Croatian-born American actor and animal sanctuary owner (1942–2019)

Stjepan Šipek (Sisak 1942 – June 23, 2019), also known by his screen name Steve Hawkes, was a Croatian-born American actor and animal sanctuary owner.

==Life==
Sipek was born in Yugoslavia, what is now Croatia, relocated to Canada in 1959, and subsequently acted in B-movies as Steve Hawkes. He played Tarzan in the 1969 Spanish-made film Tarzán en la gruta del oro / King of the Jungle / Tarzan in the Golden Grotto alongside Kitty Swan, filmed in Suriname, Florida, Africa, Spain and Italy where the producers ran out of money and had to begin filming again. Sipek, working under the name Steve Hawkes, claimed that the film company could not pay the huge licensing fees from Edgar Rice Burroughs' estate and settled for the name "Zan" for the character.

A 1972 sequel, Tarzan and the Brown Prince, followed with sequences filmed in Rainbow Springs, Florida, where both Sipek and Swan were burned in a fire that got out of control. When the two actors were tied down in a scene, some spilled fuel began a blaze that panicked the film crew. The lion in the film who had been trained to remove Hawkes' bonds freed him, though he suffered 90% burns to his body. Sipek vowed he would pay the lion back by looking after big cats.
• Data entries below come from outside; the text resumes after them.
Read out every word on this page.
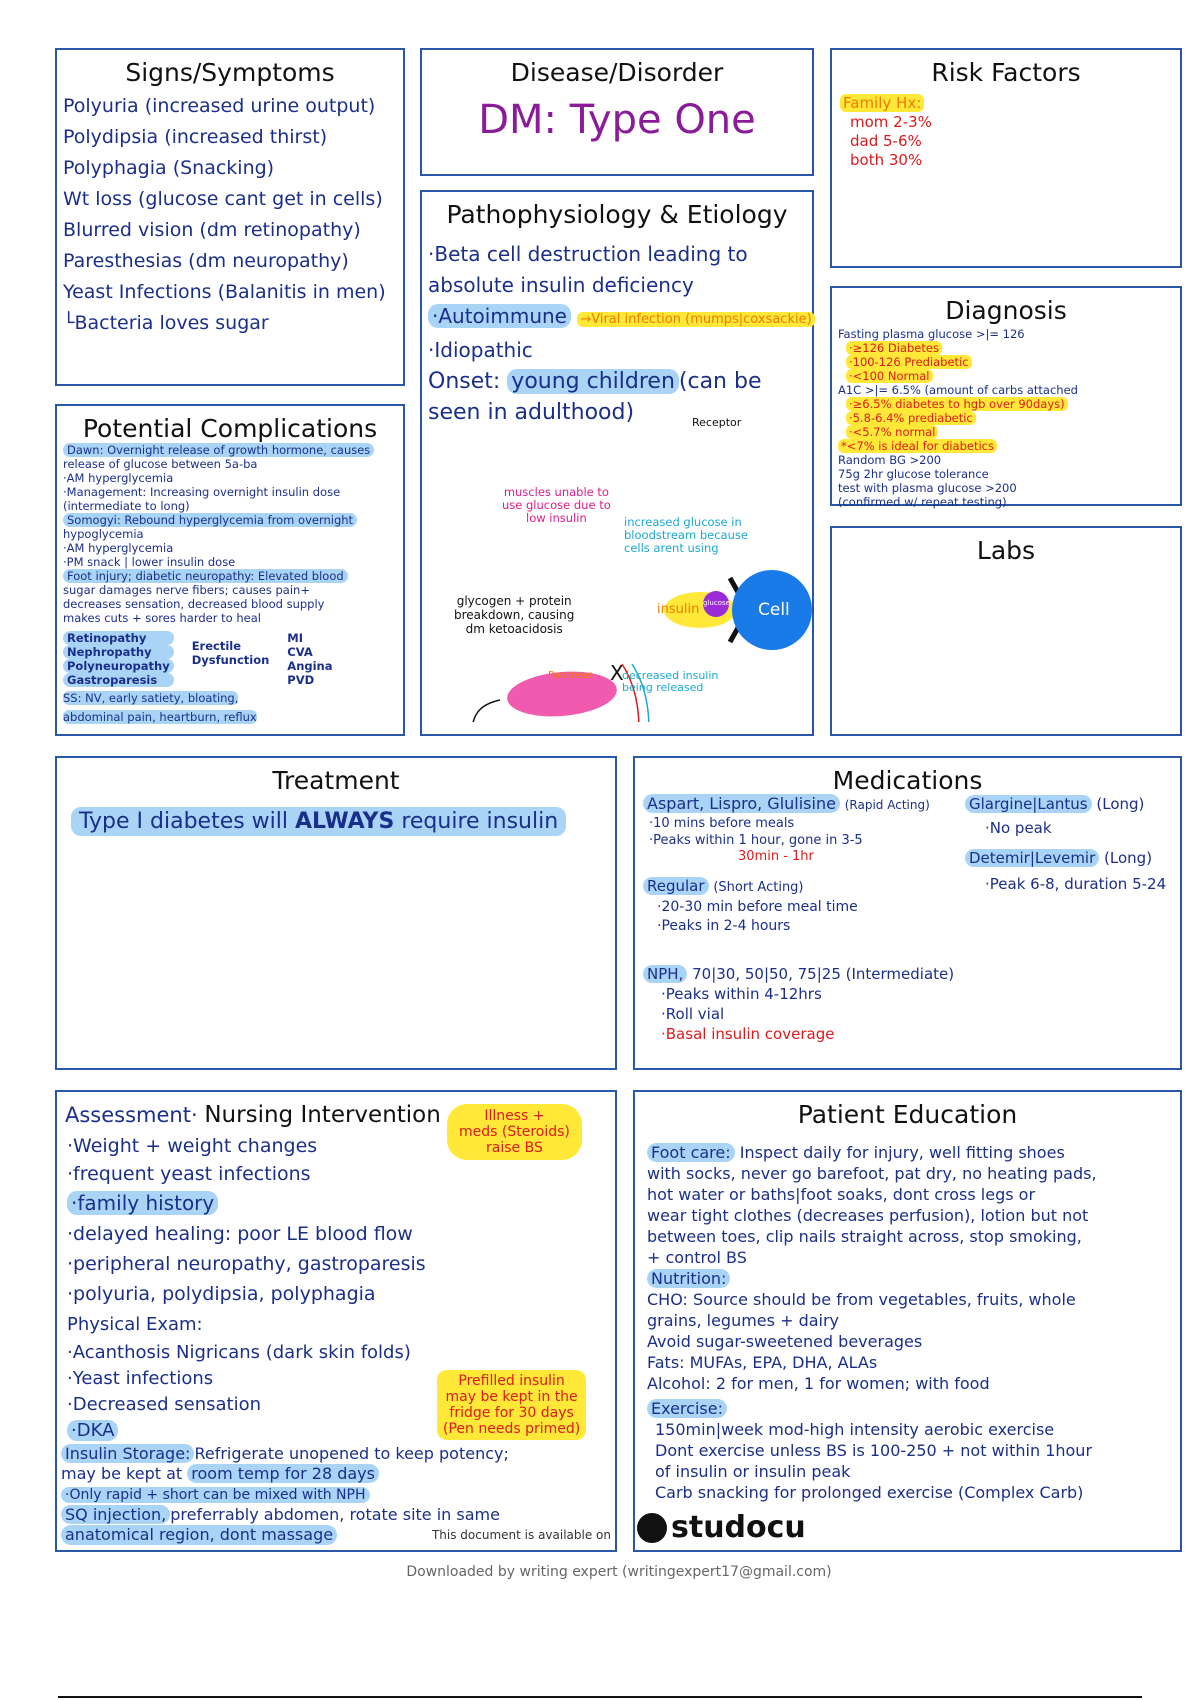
Signs/Symptoms
Polyuria (increased urine output)
Polydipsia (increased thirst)
Polyphagia (Snacking)
Wt loss (glucose cant get in cells)
Blurred vision (dm retinopathy)
Paresthesias (dm neuropathy)
Yeast Infections (Balanitis in men)
└Bacteria loves sugar
Disease/Disorder
DM: Type One
Risk Factors
Family Hx:
mom 2-3%
dad 5-6%
both 30%
Pathophysiology & Etiology
·Beta cell destruction leading to
absolute insulin deficiency
·Autoimmune →Viral infection (mumps|coxsackie)
·Idiopathic
Onset: young children (can be
seen in adulthood)
X
Receptor
glucose
insulin	Cell
muscles unable to
use glucose due to
low insulin	increased glucose in
bloodstream because
cells arent using
glycogen + protein
breakdown, causing
dm ketoacidosis
Pancreas	decreased insulin
being released
Diagnosis
Fasting plasma glucose >|= 126
·≥126 Diabetes
·100-126 Prediabetic
·<100 Normal
A1C >|= 6.5% (amount of carbs attached
·≥6.5% diabetes to hgb over 90days)
·5.8-6.4% prediabetic
·<5.7% normal
*<7% is ideal for diabetics
Random BG >200
75g 2hr glucose tolerance
test with plasma glucose >200
(confirmed w/ repeat testing)
Potential Complications
Dawn: Overnight release of growth hormone, causes
release of glucose between 5a-ba
·AM hyperglycemia
·Management: Increasing overnight insulin dose
(intermediate to long)
Somogyi: Rebound hyperglycemia from overnight
hypoglycemia
·AM hyperglycemia
·PM snack | lower insulin dose
Foot injury; diabetic neuropathy: Elevated blood
sugar damages nerve fibers; causes pain+
decreases sensation, decreased blood supply
makes cuts + sores harder to heal
Retinopathy
Nephropathy
Polyneuropathy
Gastroparesis
Erectile
Dysfunction
MI
CVA
Angina
PVD
SS: NV, early satiety, bloating,abdominal pain, heartburn, reflux
Labs
Treatment
Type I diabetes will ALWAYS require insulin
Medications
Aspart, Lispro, Glulisine (Rapid Acting)
·10 mins before meals
·Peaks within 1 hour, gone in 3-5
30min - 1hr
Regular (Short Acting)
·20-30 min before meal time
·Peaks in 2-4 hours
NPH, 70|30, 50|50, 75|25 (Intermediate)
·Peaks within 4-12hrs
·Roll vial
·Basal insulin coverage
Glargine|Lantus (Long)
·No peak
Detemir|Levemir (Long)
·Peak 6-8, duration 5-24
Assessment· Nursing Intervention	Illness +
meds (Steroids)
raise BS
·Weight + weight changes
·frequent yeast infections
·family history
·delayed healing: poor LE blood flow
·peripheral neuropathy, gastroparesis
·polyuria, polydipsia, polyphagia
Physical Exam:
·Acanthosis Nigricans (dark skin folds)
·Yeast infections
·Decreased sensation
·DKA
Prefilled insulin
may be kept in the
fridge for 30 days
(Pen needs primed)
Insulin Storage: Refrigerate unopened to keep potency;
may be kept at room temp for 28 days
·Only rapid + short can be mixed with NPH
SQ injection, preferrably abdomen, rotate site in same
anatomical region, dont massage	This document is available on
Patient Education
Foot care: Inspect daily for injury, well fitting shoes
with socks, never go barefoot, pat dry, no heating pads,
hot water or baths|foot soaks, dont cross legs or
wear tight clothes (decreases perfusion), lotion but not
between toes, clip nails straight across, stop smoking,
+ control BS
Nutrition:
CHO: Source should be from vegetables, fruits, whole
grains, legumes + dairy
Avoid sugar-sweetened beverages
Fats: MUFAs, EPA, DHA, ALAs
Alcohol: 2 for men, 1 for women; with food
Exercise:
150min|week mod-high intensity aerobic exercise
Dont exercise unless BS is 100-250 + not within 1hour
of insulin or insulin peak
Carb snacking for prolonged exercise (Complex Carb)
studocu
Downloaded by writing expert (writingexpert17@gmail.com)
Sipek also wrote, directed and starred in other films such as Blood Freak and Stevie, Samson and Delilah. The second film was based around his love of his immediate family and how they integrated with his beloved pets.

An animal lover, Sipek later relocated to Loxahatchee, Florida where he started an animal sanctuary that attracted attention when a Bengal tiger escaped and was killed.

He died on June 23, 2019, at the age of 77.